The controversy eventually escalated into a legal battle, with the appellants questioning whether Customs could lawfully deploy an automated system to sidestep valuation procedures established under both domestic law and global trade rules.
Reacting to the judgment, counsel to the appellants, Dr. Emeka Akabogu SAN, whose firm handled the matter at both the trial and appellate courts, described the decision as a triumph for constitutionalism and the rule of law.
“The judgment is not just a victory for importers, manufacturers, traders, project coordinators and freight forwarders; it is a victory for constitutionalism. It sends a clear message to all regulatory agencies that they cannot automate away the law. Digital transformation must be built on the foundation of statutory compliance,” Akabogu said.
The legal battle had initially suffered a setback in July 2022 when the Federal High Court dismissed the suit on technical grounds, ruling that internal administrative remedies had not been fully explored and suggesting the matter was premature.

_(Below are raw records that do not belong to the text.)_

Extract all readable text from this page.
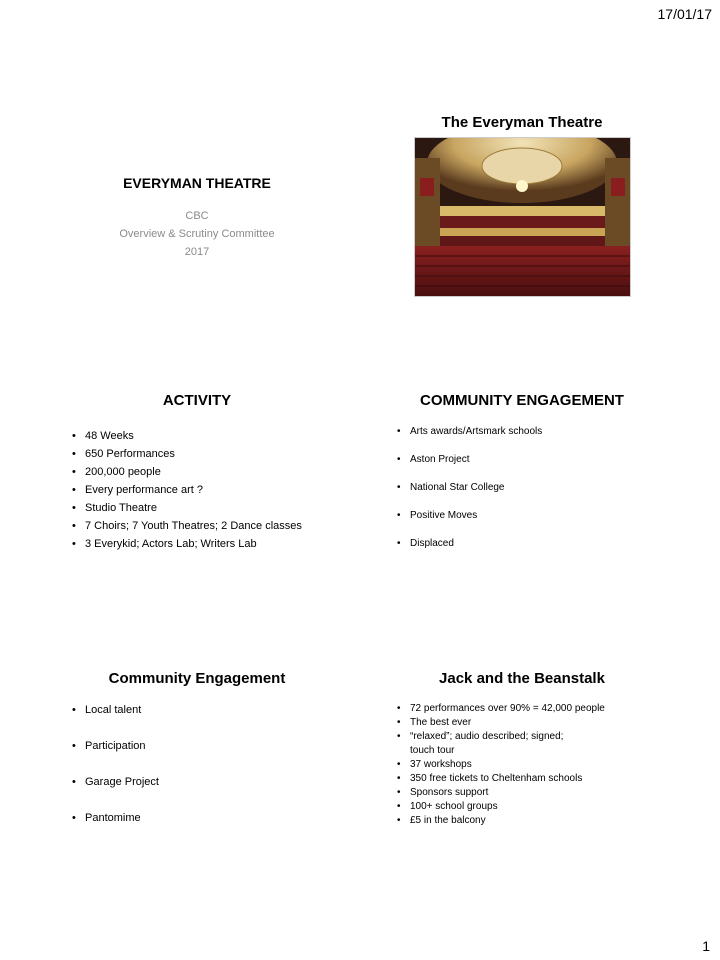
17/01/17
EVERYMAN THEATRE
CBC
Overview & Scrutiny Committee
2017
The Everyman Theatre
ACTIVITY
• 48 Weeks
• 650 Performances
• 200,000 people
• Every performance art ?
• Studio Theatre
• 7 Choirs; 7 Youth Theatres; 2 Dance classes
• 3 Everykid; Actors Lab; Writers Lab
COMMUNITY ENGAGEMENT
• Arts awards/Artsmark schools
• Aston Project
• National Star College
• Positive Moves
• Displaced
Community Engagement
• Local talent
• Participation
• Garage Project
• Pantomime
Jack and the Beanstalk
• 72 performances over 90% = 42,000 people
• The best ever
• “relaxed”; audio described; signed;
touch tour
• 37 workshops
• 350 free tickets to Cheltenham schools
• Sponsors support
• 100+ school groups
• £5 in the balcony
1
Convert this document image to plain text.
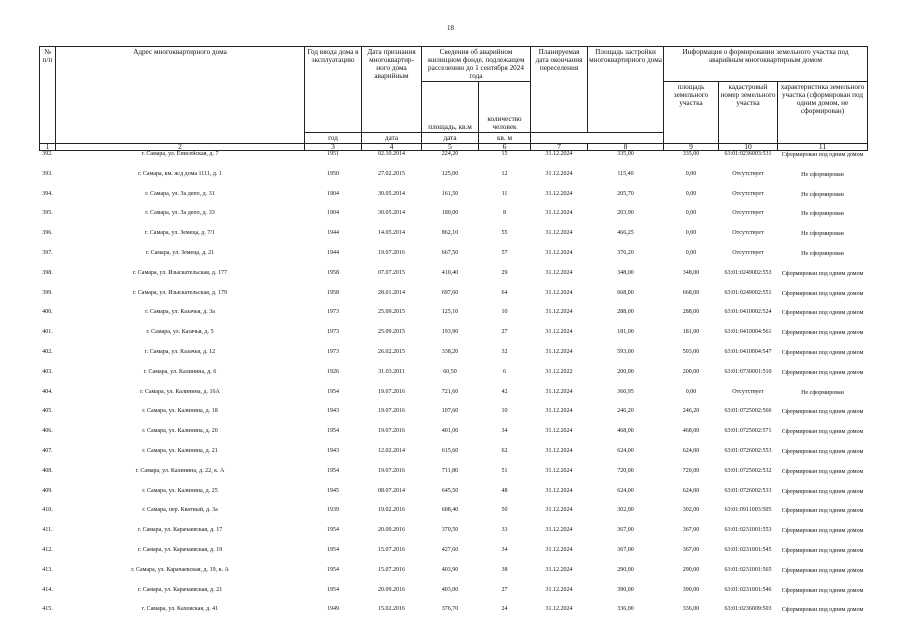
18
№ п/п	Адрес многоквартирного дома	Год ввода дома в эксплуатацию	Дата признания многоквартир-ного дома аварийным	Сведения об аварийном жилищном фонде, подлежащем расселению до 1 сентября 2024 года		Планируемая дата окончания переселения	Площадь застройки многоквартирного дома	Информация о формировании земельного участка под аварийным многоквартирным домом		
				площадь, кв.м	количество человек			площадь земельного участка	кадастровый номер земельного участка	характеристика земельного участка (сформирован под одним домом, не сформирован)
		год	дата	дата	кв. м					
1	2	3	4	5	6	7	8	9	10	11
392.	г. Самара, ул. Енисейская, д. 7	1951	02.10.2014	224,20	15	31.12.2024	335,00	335,00	63:01:0236003:531	Сформирован под одним домом
393.	г. Самара, км. ж/д дома 1111, д. 1	1950	27.02.2015	125,00	12	31.12.2024	115,40	0,00	Отсутствует	Не сформирован
394.	г. Самара, ул. За депо, д. 31	1904	30.05.2014	161,50	11	31.12.2024	205,70	0,00	Отсутствует	Не сформирован
395.	г. Самара, ул. За депо, д. 33	1904	30.05.2014	180,00	8	31.12.2024	203,90	0,00	Отсутствует	Не сформирован
396.	г. Самара, ул. Земеца, д. 7/1	1944	14.05.2014	862,10	55	31.12.2024	466,25	0,00	Отсутствует	Не сформирован
397.	г. Самара, ул. Земеца, д. 21	1944	19.07.2016	667,50	57	31.12.2024	376,20	0,00	Отсутствует	Не сформирован
398.	г. Самара, ул. Изыскательская, д. 177	1958	07.07.2015	410,40	29	31.12.2024	348,00	348,00	63:01:0249002:553	Сформирован под одним домом
399.	г. Самара, ул. Изыскательская, д. 179	1958	28.01.2014	697,60	64	31.12.2024	668,00	668,00	63:01:0249002:551	Сформирован под одним домом
400.	г. Самара, ул. Казачья, д. 3а	1973	25.09.2015	125,10	10	31.12.2024	288,00	288,00	63:01:0410002:524	Сформирован под одним домом
401.	г. Самара, ул. Казачья, д. 5	1973	25.09.2015	193,90	27	31.12.2024	181,00	181,00	63:01:0410004:561	Сформирован под одним домом
402.	г. Самара, ул. Казачья, д. 12	1973	26.02.2015	338,20	32	31.12.2024	593,00	593,00	63:01:0410004:547	Сформирован под одним домом
403.	г. Самара, ул. Калинина, д. 6	1926	31.03.2011	60,50	6	31.12.2022	200,00	200,00	63:01:0730001:510	Сформирован под одним домом
404.	г. Самара, ул. Калинина, д. 16А	1954	19.07.2016	721,60	42	31.12.2024	360,95	0,00	Отсутствует	Не сформирован
405.	г. Самара, ул. Калинина, д. 18	1943	19.07.2016	107,60	10	31.12.2024	246,20	246,20	63:01:0725002:566	Сформирован под одним домом
406.	г. Самара, ул. Калинина, д. 20	1954	19.07.2016	401,00	34	31.12.2024	468,00	468,00	63:01:0725002:571	Сформирован под одним домом
407.	г. Самара, ул. Калинина, д. 21	1943	12.02.2014	615,60	62	31.12.2024	624,00	624,00	63:01:0726002:553	Сформирован под одним домом
408.	г. Самара, ул. Калинина, д. 22, к. А	1954	19.07.2016	711,80	51	31.12.2024	720,00	720,00	63:01:0725002:532	Сформирован под одним домом
409.	г. Самара, ул. Калинина, д. 25	1945	08.07.2014	645,50	48	31.12.2024	624,00	624,00	63:01:0726002:533	Сформирован под одним домом
410.	г. Самара, пер. Кватный, д. 3а	1939	19.02.2016	608,40	50	31.12.2024	302,00	302,00	63:01:0911003:505	Сформирован под одним домом
411.	г. Самара, ул. Карачаевская, д. 17	1954	20.09.2016	370,50	33	31.12.2024	367,00	367,00	63:01:0231001:553	Сформирован под одним домом
412.	г. Самара, ул. Карачаевская, д. 19	1954	15.07.2016	427,60	34	31.12.2024	367,00	367,00	63:01:0231001:545	Сформирован под одним домом
413.	г. Самара, ул. Карачаевская, д. 19, к. А	1954	15.07.2016	403,90	38	31.12.2024	290,00	290,00	63:01:0231001:565	Сформирован под одним домом
414.	г. Самара, ул. Карачаевская, д. 21	1954	20.09.2016	403,00	27	31.12.2024	390,00	390,00	63:01:0231001:546	Сформирован под одним домом
415.	г. Самара, ул. Каховская, д. 41	1949	15.02.2016	376,70	24	31.12.2024	336,00	336,00	63:01:0236009:503	Сформирован под одним домом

However, the Court of Appeal overturned that position, holding that the lower court erred in law and breached the appellants’ right to fair hearing by declining jurisdiction over questions bordering on the legality of a government policy.
In its ruling, the appellate court reaffirmed that customs valuation must follow the mandatory sequence prescribed under Section 45 of the Customs and Excise Management Act (CEMA), now reflected in the new Nigeria Customs Service Act.
The court stressed that the transaction value, which is the actual price paid for imported goods, must remain the primary basis for assessment unless transparently rejected through evidence-based procedures.
Legal analysts say the judgment significantly curbs what critics described as “algorithmic governance” in customs administration, making it clear that automated systems cannot supersede statutory obligations.
Beyond the automotive sector, the ruling is expected to influence customs valuation practices across imported goods, while aligning Nigeria more closely with global trade standards and similar judicial positions taken in Uganda and Kenya on automated customs assessments.